Pandemic stardom currently hinges on doing good because the current moment calls for altruistic qualities. At a time of “huge rhetoric around community and pulling together,” says Ms. Lagerway, it “makes sense” that Captain Moore, a World War II soldier, became a focal point of hope. The centenarian became the oldest person to score a No. 1 hit single in the U.K. music charts, and wrote children’s books. Britons marked his death in February with a minute of silence and flags above Downing Street lowered to half-mast.
Similarly, Dabirul Choudhury, a Muslim centenarian, raised £420,000 ($580,000) doing laps while fasting for the month of Ramadan in lockdown, and Rajinder Singh, a 73-year-old Sikh, gained a social media following with his videos skipping rope and exercising in Britain’s isolation.
With his Caribbean heritage and lived experience of childhood hunger, Mr. Rashford’s appeal ramped up after Parliament’s rejection of school meal provisions. According to British pollster Ipsos Mori, the majority of Britons feel the soccer player has held the U.K. government to account better than both the opposition Labour Party and the media. His championing of poor people is a kind of 21st-century reincarnation of Charles Dickens, says Mr. Jenner, who calls the writer the voice for “Christian socialism” in Victorian Britain.

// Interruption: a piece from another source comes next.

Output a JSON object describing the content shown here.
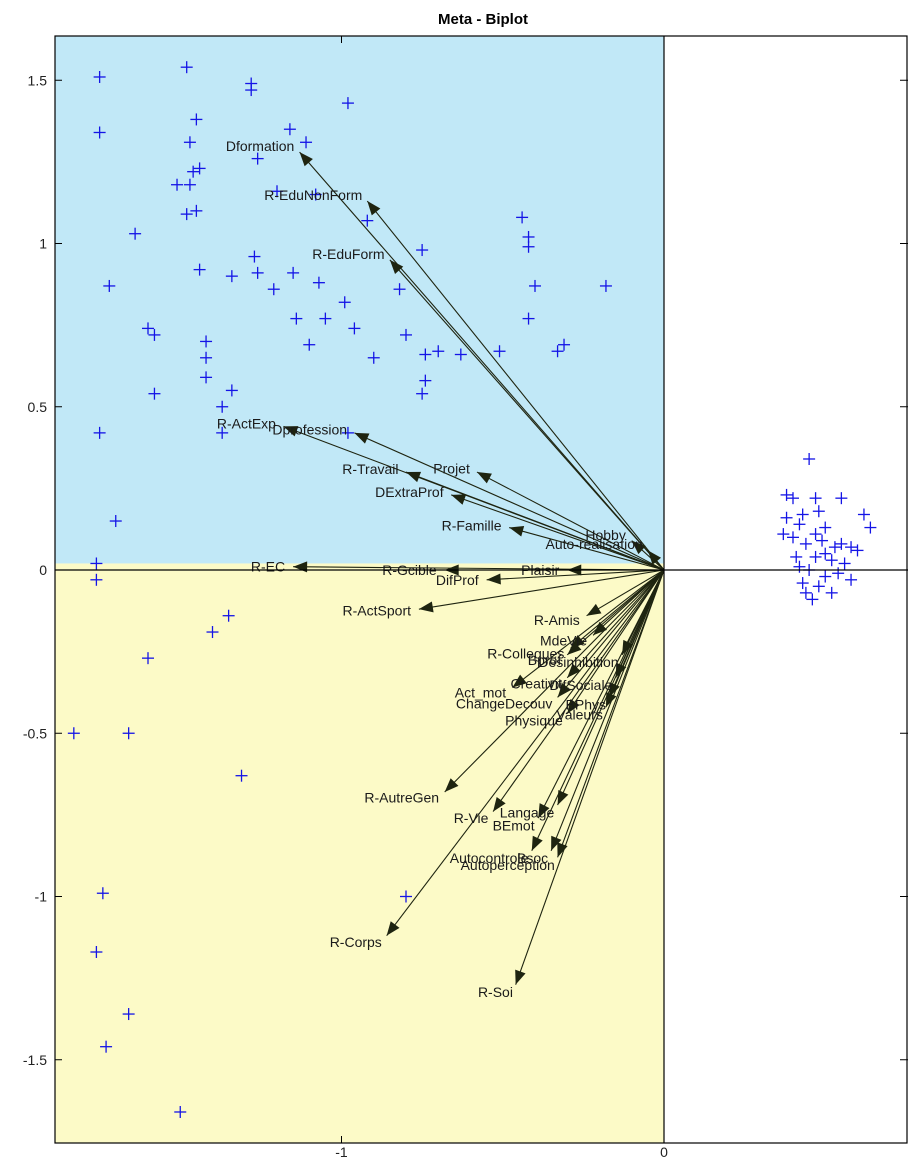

“As an authentic person requiring help with government handouts when he was younger and as a person of color, his voice really carries and his heroism really matters. People are listening to him. No one can stop his moral argument,” Mr. Jenner adds.
Health worker heroes
The NHS is celebrated across all political colors in the U.K. Decadeslong reverence for free universal health care has, perhaps, provided a foundation for the current “heroization of health care workers.” Ms. Lagerway, who is a U.S. national, says Britons’ celebration of their health care workers reminds her of New York in the aftermath of 9/11.
Dr. Okorocha says he is “recognized” as opposed to being “famous.”
“Everyone’s always known what doctors have done, but we didn’t sign up for such high risk work. We just had to face it; because of that, anything we did was highlighted or escalated,” he says. “Trying to keep people educated, entertained, and in good spirits meant it all just blew up online.”
That may be because social media stars do not fit into the classic trope of celebrity, says Mr. Jenner. “Influencers aren’t classic celebrities. The rules are a bit different,” he says, although “influencer and celebrity ... are fusing a little bit.”
Both Mr. Jenner and Ms. Lagerway say social media “influencers” have yet to fully cross over into the world of glitzy, magazine-cover celebrity. Though increased time online spent by consumers of social media in lockdown has led to video creators finding fame online.
“Whether we are seen in the public as a celebrity or [just as a social media influencer] is really another question,” says Dr. Bodalia.
What is certain is that both he and Dr. Okorocha have gone beyond the realms of social media branding, and potentially reaping the rewards of real-life celebrities.
Since first going viral last year, Dr. Okorocha has produced educational videos for the BBC and has a book lined up to be published. Dr. Bodalia says he now has the chance to fulfill his dream of playing music on stage at festivals this summer, to release his own music, and to “be heard around the world.”
“When the pandemic finishes ... I’ll still be DJing and making music. Just in front of as many people as I can.”